Les rapports officiels : souvent comme la cavalerie ...

Vendredi 6 août 2010

Les rapports officiels sont comme la cavalerie : ils arrivent souvent un peu tard. Pour autant, ils apportent des analyses détaillées et permettent de confirmer ce que des journalistes ont avancé. Parfois, ils se contentent largement de se retrancher derrière l’enquête des journalistes.

Comme ici dans le rapport d’information du Sénat sur le traitement de l’épidémie de grippe H1N1 (les liens et notes sont de nous), qui suit ceux de l’Assemblée parlementaire du Conseil de l’Europe (APCE), de l’Office parlementaire d’évaluation des choix scientifiques et technologiques (OPECST) et de la commission d’enquête de l’Assemblée nationale :

« Les critiques adressées à l’OMS sur son incapacité à gérer les conflits d’intérêts et son opacité, largement partagées et détaillées par le rapport de la commission de l’APCE, ont donné lieu à une enquête approfondie des journalistes Deborah Cohen et Philip Carter, publiée le 3 juin 2010 dans le British Medical Journal (BMJ) [1]. [...]

Le recours par l’OMS à un petit nombre d’experts également employés par l’industrie apparaît dans une mention au sein du plan antipandémique de 1999, précisant qu’il a été réalisé "en collaboration avec l’European Scientific Working Group on Influenza (ESWI)".

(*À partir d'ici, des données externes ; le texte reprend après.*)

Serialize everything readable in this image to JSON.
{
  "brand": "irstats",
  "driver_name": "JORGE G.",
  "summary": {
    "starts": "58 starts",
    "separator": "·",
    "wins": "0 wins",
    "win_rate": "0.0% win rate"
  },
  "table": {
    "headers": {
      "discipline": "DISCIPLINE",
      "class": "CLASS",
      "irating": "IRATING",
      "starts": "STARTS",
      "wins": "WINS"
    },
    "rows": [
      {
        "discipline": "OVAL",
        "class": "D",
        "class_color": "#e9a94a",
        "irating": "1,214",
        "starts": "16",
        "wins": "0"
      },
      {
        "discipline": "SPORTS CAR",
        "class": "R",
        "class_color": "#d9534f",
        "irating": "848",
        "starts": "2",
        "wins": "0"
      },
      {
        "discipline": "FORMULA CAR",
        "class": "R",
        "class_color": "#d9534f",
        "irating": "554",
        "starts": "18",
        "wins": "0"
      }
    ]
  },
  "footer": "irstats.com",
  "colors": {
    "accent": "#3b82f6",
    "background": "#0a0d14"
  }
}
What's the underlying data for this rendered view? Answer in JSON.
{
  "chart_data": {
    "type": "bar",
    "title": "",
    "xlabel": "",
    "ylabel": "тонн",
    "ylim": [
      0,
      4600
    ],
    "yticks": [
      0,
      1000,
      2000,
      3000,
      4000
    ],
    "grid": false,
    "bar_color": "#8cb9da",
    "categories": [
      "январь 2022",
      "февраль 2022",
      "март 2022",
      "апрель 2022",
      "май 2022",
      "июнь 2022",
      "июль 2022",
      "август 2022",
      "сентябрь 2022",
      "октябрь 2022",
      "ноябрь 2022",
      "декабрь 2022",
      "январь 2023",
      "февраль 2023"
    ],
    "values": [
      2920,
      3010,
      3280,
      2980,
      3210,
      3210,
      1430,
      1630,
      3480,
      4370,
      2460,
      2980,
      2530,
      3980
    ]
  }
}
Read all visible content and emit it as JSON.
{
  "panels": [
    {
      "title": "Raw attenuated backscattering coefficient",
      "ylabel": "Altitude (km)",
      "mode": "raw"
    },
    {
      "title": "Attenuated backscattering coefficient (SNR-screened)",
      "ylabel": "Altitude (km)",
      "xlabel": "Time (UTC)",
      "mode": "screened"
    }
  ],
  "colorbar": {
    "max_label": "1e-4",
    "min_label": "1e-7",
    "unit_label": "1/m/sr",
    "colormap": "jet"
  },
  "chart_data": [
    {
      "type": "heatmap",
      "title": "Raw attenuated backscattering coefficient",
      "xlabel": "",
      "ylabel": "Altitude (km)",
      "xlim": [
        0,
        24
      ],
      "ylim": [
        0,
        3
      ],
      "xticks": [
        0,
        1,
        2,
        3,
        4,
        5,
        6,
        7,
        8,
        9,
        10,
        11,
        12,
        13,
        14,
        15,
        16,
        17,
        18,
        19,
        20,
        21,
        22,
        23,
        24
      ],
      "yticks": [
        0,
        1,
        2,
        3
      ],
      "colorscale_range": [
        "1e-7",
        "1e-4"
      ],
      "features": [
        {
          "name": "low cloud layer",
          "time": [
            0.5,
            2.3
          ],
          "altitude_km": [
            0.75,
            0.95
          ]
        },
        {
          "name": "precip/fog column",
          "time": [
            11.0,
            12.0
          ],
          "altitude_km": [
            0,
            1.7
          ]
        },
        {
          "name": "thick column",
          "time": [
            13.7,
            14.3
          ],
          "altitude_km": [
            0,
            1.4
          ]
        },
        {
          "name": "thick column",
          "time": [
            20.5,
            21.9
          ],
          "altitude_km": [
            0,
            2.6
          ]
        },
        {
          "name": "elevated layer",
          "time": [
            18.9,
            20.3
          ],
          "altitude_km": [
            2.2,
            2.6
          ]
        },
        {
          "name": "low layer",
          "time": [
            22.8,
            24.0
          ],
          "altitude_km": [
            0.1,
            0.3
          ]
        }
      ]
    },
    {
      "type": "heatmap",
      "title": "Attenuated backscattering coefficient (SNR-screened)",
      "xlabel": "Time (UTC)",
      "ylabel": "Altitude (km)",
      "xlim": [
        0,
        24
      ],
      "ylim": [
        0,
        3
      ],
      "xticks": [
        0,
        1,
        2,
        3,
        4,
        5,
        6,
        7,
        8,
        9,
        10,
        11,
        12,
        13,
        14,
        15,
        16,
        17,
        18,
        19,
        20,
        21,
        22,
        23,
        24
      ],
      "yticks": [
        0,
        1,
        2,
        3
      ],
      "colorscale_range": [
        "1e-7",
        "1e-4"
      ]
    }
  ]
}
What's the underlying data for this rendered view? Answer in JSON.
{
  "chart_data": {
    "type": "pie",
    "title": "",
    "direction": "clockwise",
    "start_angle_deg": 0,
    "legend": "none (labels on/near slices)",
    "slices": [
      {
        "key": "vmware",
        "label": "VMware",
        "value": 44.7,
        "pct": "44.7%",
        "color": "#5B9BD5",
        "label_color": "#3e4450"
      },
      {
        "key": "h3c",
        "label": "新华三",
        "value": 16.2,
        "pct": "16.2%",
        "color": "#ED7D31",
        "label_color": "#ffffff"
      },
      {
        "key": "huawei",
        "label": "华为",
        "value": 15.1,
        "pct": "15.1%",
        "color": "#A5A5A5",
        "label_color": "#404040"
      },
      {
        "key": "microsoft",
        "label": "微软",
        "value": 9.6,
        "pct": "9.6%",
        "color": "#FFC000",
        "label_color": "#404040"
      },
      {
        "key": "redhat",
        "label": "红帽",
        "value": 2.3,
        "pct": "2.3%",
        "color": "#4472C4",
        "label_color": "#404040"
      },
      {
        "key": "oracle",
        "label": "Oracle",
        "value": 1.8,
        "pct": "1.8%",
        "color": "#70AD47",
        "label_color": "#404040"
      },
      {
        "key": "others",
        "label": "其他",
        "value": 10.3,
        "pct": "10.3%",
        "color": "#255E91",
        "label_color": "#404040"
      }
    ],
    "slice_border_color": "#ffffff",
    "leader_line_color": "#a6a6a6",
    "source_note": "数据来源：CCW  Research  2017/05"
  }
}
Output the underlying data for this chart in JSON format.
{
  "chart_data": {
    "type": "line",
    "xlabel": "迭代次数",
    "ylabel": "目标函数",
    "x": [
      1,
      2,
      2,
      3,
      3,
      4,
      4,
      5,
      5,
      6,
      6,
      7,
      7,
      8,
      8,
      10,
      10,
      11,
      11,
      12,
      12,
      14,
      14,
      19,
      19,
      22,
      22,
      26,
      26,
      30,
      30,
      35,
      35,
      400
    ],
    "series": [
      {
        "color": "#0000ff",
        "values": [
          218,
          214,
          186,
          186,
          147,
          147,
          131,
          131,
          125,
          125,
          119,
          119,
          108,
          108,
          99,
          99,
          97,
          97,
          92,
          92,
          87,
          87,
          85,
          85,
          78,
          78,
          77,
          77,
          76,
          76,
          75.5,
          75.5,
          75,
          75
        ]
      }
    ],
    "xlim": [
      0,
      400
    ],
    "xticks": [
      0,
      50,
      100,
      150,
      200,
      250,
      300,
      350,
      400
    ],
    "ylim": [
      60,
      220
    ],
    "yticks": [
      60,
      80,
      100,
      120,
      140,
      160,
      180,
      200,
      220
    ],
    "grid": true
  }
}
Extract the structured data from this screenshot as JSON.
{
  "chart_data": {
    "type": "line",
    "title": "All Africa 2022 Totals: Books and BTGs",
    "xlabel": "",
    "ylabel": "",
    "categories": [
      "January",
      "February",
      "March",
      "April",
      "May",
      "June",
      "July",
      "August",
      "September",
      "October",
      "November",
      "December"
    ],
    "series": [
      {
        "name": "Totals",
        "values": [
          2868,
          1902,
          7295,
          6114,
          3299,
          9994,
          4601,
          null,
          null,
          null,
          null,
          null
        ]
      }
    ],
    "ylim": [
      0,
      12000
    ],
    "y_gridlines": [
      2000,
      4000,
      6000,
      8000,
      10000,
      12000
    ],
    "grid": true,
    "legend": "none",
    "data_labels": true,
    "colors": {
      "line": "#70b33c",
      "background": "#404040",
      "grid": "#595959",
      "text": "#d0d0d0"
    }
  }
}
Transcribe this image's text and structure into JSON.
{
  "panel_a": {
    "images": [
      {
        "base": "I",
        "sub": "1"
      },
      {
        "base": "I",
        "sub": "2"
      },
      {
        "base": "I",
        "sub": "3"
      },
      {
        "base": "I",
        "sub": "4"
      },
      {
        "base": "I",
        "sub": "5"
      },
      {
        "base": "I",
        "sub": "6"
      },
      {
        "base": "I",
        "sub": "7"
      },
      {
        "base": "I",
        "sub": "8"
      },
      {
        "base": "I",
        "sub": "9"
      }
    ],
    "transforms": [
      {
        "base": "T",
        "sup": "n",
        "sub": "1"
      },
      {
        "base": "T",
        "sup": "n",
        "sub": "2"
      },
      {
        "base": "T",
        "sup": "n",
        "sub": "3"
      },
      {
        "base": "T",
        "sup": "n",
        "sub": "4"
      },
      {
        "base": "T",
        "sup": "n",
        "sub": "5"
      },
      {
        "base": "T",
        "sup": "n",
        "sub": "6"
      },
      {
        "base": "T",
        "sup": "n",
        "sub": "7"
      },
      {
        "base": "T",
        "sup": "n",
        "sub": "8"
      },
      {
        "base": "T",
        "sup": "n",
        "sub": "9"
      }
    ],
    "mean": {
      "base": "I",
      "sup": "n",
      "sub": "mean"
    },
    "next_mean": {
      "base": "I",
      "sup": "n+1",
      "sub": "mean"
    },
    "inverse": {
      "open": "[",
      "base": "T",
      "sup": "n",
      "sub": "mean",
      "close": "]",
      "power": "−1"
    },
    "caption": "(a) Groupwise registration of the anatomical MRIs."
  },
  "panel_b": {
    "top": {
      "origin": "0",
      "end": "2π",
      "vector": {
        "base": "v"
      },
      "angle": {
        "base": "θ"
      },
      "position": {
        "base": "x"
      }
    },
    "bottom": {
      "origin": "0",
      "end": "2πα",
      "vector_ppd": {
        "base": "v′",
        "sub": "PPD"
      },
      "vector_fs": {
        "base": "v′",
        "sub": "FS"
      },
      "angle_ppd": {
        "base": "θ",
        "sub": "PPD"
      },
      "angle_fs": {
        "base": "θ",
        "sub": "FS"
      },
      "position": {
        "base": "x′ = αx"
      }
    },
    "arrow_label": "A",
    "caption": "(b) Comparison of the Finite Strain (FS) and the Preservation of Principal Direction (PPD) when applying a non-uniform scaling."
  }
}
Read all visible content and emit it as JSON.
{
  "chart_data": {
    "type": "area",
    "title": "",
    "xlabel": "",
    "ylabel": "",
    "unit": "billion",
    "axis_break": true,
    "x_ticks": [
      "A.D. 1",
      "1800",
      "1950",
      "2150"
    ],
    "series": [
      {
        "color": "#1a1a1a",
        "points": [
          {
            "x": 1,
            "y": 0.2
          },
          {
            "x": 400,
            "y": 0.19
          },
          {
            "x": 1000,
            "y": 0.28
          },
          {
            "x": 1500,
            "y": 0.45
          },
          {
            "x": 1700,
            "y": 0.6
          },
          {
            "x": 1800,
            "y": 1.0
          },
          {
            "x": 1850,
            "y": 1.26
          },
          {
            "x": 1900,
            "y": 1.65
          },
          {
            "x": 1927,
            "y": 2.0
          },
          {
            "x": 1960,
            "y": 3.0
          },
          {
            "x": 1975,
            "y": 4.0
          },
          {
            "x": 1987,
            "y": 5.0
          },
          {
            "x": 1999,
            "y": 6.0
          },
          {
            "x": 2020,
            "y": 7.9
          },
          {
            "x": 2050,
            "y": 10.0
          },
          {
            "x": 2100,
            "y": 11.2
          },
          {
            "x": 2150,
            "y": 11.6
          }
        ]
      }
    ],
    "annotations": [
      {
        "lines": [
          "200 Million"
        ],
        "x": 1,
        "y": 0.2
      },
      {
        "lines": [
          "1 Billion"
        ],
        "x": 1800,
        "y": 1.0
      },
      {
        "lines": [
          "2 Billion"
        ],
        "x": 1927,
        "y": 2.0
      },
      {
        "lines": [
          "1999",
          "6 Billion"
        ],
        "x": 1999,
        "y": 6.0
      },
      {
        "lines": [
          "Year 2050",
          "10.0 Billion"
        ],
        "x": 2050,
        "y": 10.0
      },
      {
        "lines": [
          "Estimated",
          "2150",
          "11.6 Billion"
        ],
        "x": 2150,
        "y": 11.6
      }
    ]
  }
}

L’ESWI, créé en 1992, se présente comme un groupe indépendant, mais est en réalité financé par l’industrie. Il assume ouvertement depuis 1998 un rôle de lobbying en faveur de la nécessité de la vaccination contre la grippe, du recours aux antiviraux et de la constitution de stocks. [...]

Le manque de déclarations des liens d’intérêts ou la possibilité de conflits d’intérêts n’est pas propre à l’OMS : les mêmes experts peuvent aussi conseiller les agences nationales et l’Agence européenne des médicaments. Par exemple, toujours selon les enquêteurs du BMJ, deux des experts de l’Agence européenne des médicaments ayant participé au processus d’autorisation du Tamiflu auraient été en situation de conflits d’intérêts avec le laboratoire producteur de cet antiviral. [...]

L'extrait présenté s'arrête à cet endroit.